Notion évolutive, ses différentes acceptions reflètent l’expression des différentes fonctions attribuées à la jurisprudence depuis plus de deux siècles. En 2022, le Vocabulaire juridique ne recense pas moins de six acceptions différentes de la notion.
Les multiples acceptions de la jurisprudence
Du latin jus, juris (droit) et prudentia (science), la jurisprudence désigne étymologiquement la science du droit. Au sens courant, elle désigne « l’ensemble des décisions de justice rendues pendant une certaine période soit dans une matière (jurisprudence immobilière), soit dans une branche du Droit (jurisprudence civile, fiscale, etc.), soit dans l'ensemble du Droit » (Vocabulaire juridique, sous la dir. de G. Cornu, Association H. Capitant, P.U.F., 14e édition, 2022, entrée « jurisprudence » 1°). Par métonymie, la jurisprudence se réfère également à « l’ensemble des solutions apportées par les décisions de justice dans l’application du Droit (dans l’interprétation de la loi quand celle-ci est obscure) ou même dans la création du Droit (quand il faut compléter la loi, suppléer une règle qui fait défaut » (Vocabulaire juridique, op.cit., entrée « jurisprudence » 2°).

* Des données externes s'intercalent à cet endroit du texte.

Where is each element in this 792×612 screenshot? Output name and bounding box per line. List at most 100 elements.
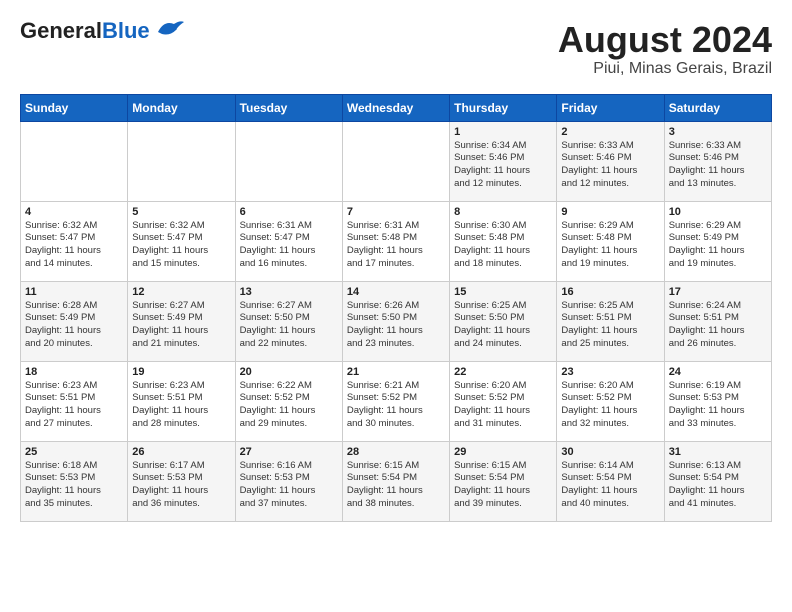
- day-number: 31: [669, 446, 767, 458]
- day-info: Sunrise: 6:24 AM Sunset: 5:51 PM Dayligh…: [669, 300, 767, 351]
- weekday-header-friday: Friday: [557, 94, 664, 121]
- day-info: Sunrise: 6:29 AM Sunset: 5:48 PM Dayligh…: [561, 220, 659, 271]
- day-number: 12: [132, 286, 230, 298]
- day-number: 24: [669, 366, 767, 378]
- day-number: 4: [25, 206, 123, 218]
- day-info: Sunrise: 6:14 AM Sunset: 5:54 PM Dayligh…: [561, 460, 659, 511]
- day-number: 23: [561, 366, 659, 378]
- day-info: Sunrise: 6:17 AM Sunset: 5:53 PM Dayligh…: [132, 460, 230, 511]
- day-number: 11: [25, 286, 123, 298]
- day-info: Sunrise: 6:34 AM Sunset: 5:46 PM Dayligh…: [454, 140, 552, 191]
- calendar-cell: 7 Sunrise: 6:31 AM Sunset: 5:48 PM Daylig…: [342, 201, 449, 281]
- day-info: Sunrise: 6:32 AM Sunset: 5:47 PM Dayligh…: [132, 220, 230, 271]
- page-title: August 2024: [558, 20, 772, 60]
- calendar-cell: 21 Sunrise: 6:21 AM Sunset: 5:52 PM Dayli…: [342, 361, 449, 441]
- day-info: Sunrise: 6:27 AM Sunset: 5:49 PM Dayligh…: [132, 300, 230, 351]
- logo-general: General: [20, 18, 102, 43]
- day-info: Sunrise: 6:20 AM Sunset: 5:52 PM Dayligh…: [454, 380, 552, 431]
- calendar-cell: 8Sunrise: 6:30 AM Sunset: 5:48 PM Daylig…: [450, 201, 557, 281]
- day-info: Sunrise: 6:31 AM Sunset: 5:48 PM Dayligh…: [347, 220, 445, 271]
- day-number: 5: [132, 206, 230, 218]
- day-number: 20: [240, 366, 338, 378]
- day-info: Sunrise: 6:32 AM Sunset: 5:47 PM Dayligh…: [25, 220, 123, 271]
- calendar-cell: 2 Sunrise: 6:33 AM Sunset: 5:46 PM Daylig…: [557, 121, 664, 201]
- calendar-cell: [235, 121, 342, 201]
- day-number: 21: [347, 366, 445, 378]
- day-info: Sunrise: 6:26 AM Sunset: 5:50 PM Dayligh…: [347, 300, 445, 351]
- day-number: 9: [561, 206, 659, 218]
- weekday-header-thursday: Thursday: [450, 94, 557, 121]
- day-info: Sunrise: 6:20 AM Sunset: 5:52 PM Dayligh…: [561, 380, 659, 431]
- calendar-week-1: 1 Sunrise: 6:34 AM Sunset: 5:46 PM Daylig…: [21, 121, 772, 201]
- calendar-cell: 26 Sunrise: 6:17 AM Sunset: 5:53 PM Dayli…: [128, 441, 235, 521]
- calendar-cell: 11 Sunrise: 6:28 AM Sunset: 5:49 PM Dayli…: [21, 281, 128, 361]
- calendar-cell: 10 Sunrise: 6:29 AM Sunset: 5:49 PM Dayli…: [664, 201, 771, 281]
- calendar-cell: 13 Sunrise: 6:27 AM Sunset: 5:50 PM Dayli…: [235, 281, 342, 361]
- calendar-cell: 12 Sunrise: 6:27 AM Sunset: 5:49 PM Dayli…: [128, 281, 235, 361]
- day-info: Sunrise: 6:29 AM Sunset: 5:49 PM Dayligh…: [669, 220, 767, 271]
- calendar-cell: 31 Sunrise: 6:13 AM Sunset: 5:54 PM Dayli…: [664, 441, 771, 521]
- day-info: Sunrise: 6:23 AM Sunset: 5:51 PM Dayligh…: [25, 380, 123, 431]
- day-info: Sunrise: 6:13 AM Sunset: 5:54 PM Dayligh…: [669, 460, 767, 511]
- day-number: 29: [454, 446, 552, 458]
- day-info: Sunrise: 6:22 AM Sunset: 5:52 PM Dayligh…: [240, 380, 338, 431]
- calendar-cell: 19 Sunrise: 6:23 AM Sunset: 5:51 PM Dayli…: [128, 361, 235, 441]
- calendar-cell: 6 Sunrise: 6:31 AM Sunset: 5:47 PM Daylig…: [235, 201, 342, 281]
- day-number: 22: [454, 366, 552, 378]
- calendar-cell: 22 Sunrise: 6:20 AM Sunset: 5:52 PM Dayli…: [450, 361, 557, 441]
- weekday-header-monday: Monday: [128, 94, 235, 121]
- calendar-cell: 30 Sunrise: 6:14 AM Sunset: 5:54 PM Dayli…: [557, 441, 664, 521]
- weekday-header-sunday: Sunday: [21, 94, 128, 121]
- page-header: GeneralBlue August 2024 Piui, Minas Gera…: [20, 20, 772, 78]
- calendar-table: SundayMondayTuesdayWednesdayThursdayFrid…: [20, 94, 772, 522]
- day-info: Sunrise: 6:23 AM Sunset: 5:51 PM Dayligh…: [132, 380, 230, 431]
- calendar-cell: [128, 121, 235, 201]
- day-info: Sunrise: 6:27 AM Sunset: 5:50 PM Dayligh…: [240, 300, 338, 351]
- day-number: 10: [669, 206, 767, 218]
- calendar-cell: 28 Sunrise: 6:15 AM Sunset: 5:54 PM Dayli…: [342, 441, 449, 521]
- day-number: 17: [669, 286, 767, 298]
- calendar-cell: 5 Sunrise: 6:32 AM Sunset: 5:47 PM Daylig…: [128, 201, 235, 281]
- calendar-cell: 14 Sunrise: 6:26 AM Sunset: 5:50 PM Dayli…: [342, 281, 449, 361]
- logo-text: GeneralBlue: [20, 20, 150, 42]
- day-number: 7: [347, 206, 445, 218]
- day-number: 15: [454, 286, 552, 298]
- calendar-cell: 4 Sunrise: 6:32 AM Sunset: 5:47 PM Daylig…: [21, 201, 128, 281]
- day-info: Sunrise: 6:25 AM Sunset: 5:50 PM Dayligh…: [454, 300, 552, 351]
- day-number: 16: [561, 286, 659, 298]
- day-info: Sunrise: 6:28 AM Sunset: 5:49 PM Dayligh…: [25, 300, 123, 351]
- day-number: 25: [25, 446, 123, 458]
- logo: GeneralBlue: [20, 20, 186, 42]
- day-number: 26: [132, 446, 230, 458]
- day-number: 14: [347, 286, 445, 298]
- calendar-cell: 9 Sunrise: 6:29 AM Sunset: 5:48 PM Daylig…: [557, 201, 664, 281]
- day-info: Sunrise: 6:16 AM Sunset: 5:53 PM Dayligh…: [240, 460, 338, 511]
- day-info: Sunrise: 6:31 AM Sunset: 5:47 PM Dayligh…: [240, 220, 338, 271]
- day-number: 27: [240, 446, 338, 458]
- weekday-header-saturday: Saturday: [664, 94, 771, 121]
- day-number: 30: [561, 446, 659, 458]
- day-info: Sunrise: 6:25 AM Sunset: 5:51 PM Dayligh…: [561, 300, 659, 351]
- day-number: 2: [561, 126, 659, 138]
- day-number: 13: [240, 286, 338, 298]
- calendar-week-2: 4 Sunrise: 6:32 AM Sunset: 5:47 PM Daylig…: [21, 201, 772, 281]
- day-number: 3: [669, 126, 767, 138]
- day-number: 6: [240, 206, 338, 218]
- calendar-week-5: 25 Sunrise: 6:18 AM Sunset: 5:53 PM Dayli…: [21, 441, 772, 521]
- day-number: 8: [454, 206, 552, 218]
- day-info: Sunrise: 6:21 AM Sunset: 5:52 PM Dayligh…: [347, 380, 445, 431]
- day-info: Sunrise: 6:15 AM Sunset: 5:54 PM Dayligh…: [347, 460, 445, 511]
- day-info: Sunrise: 6:18 AM Sunset: 5:53 PM Dayligh…: [25, 460, 123, 511]
- logo-bird-icon: [154, 18, 186, 40]
- calendar-cell: 20 Sunrise: 6:22 AM Sunset: 5:52 PM Dayli…: [235, 361, 342, 441]
- day-number: 19: [132, 366, 230, 378]
- weekday-header-wednesday: Wednesday: [342, 94, 449, 121]
- calendar-cell: 23 Sunrise: 6:20 AM Sunset: 5:52 PM Dayli…: [557, 361, 664, 441]
- calendar-cell: 16 Sunrise: 6:25 AM Sunset: 5:51 PM Dayli…: [557, 281, 664, 361]
- day-info: Sunrise: 6:33 AM Sunset: 5:46 PM Dayligh…: [561, 140, 659, 191]
- calendar-cell: 17 Sunrise: 6:24 AM Sunset: 5:51 PM Dayli…: [664, 281, 771, 361]
- calendar-cell: 25 Sunrise: 6:18 AM Sunset: 5:53 PM Dayli…: [21, 441, 128, 521]
- day-number: 1: [454, 126, 552, 138]
- title-area: August 2024 Piui, Minas Gerais, Brazil: [558, 20, 772, 78]
- day-number: 28: [347, 446, 445, 458]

La jurisprudence est l'œuvre des tribunaux et de leurs juges, ce qui renvoie à la « personnification de l’action des tribunaux (par opposition à la loi ou doctrine) » (Vocabulaire juridique, ibid). Sa définition est donc étroitement liée à la celle du pouvoir de création du droit par le juge. Dans quelles situations le juge peut-il créer du droit ? Quelles sont les limites de ce pouvoir ?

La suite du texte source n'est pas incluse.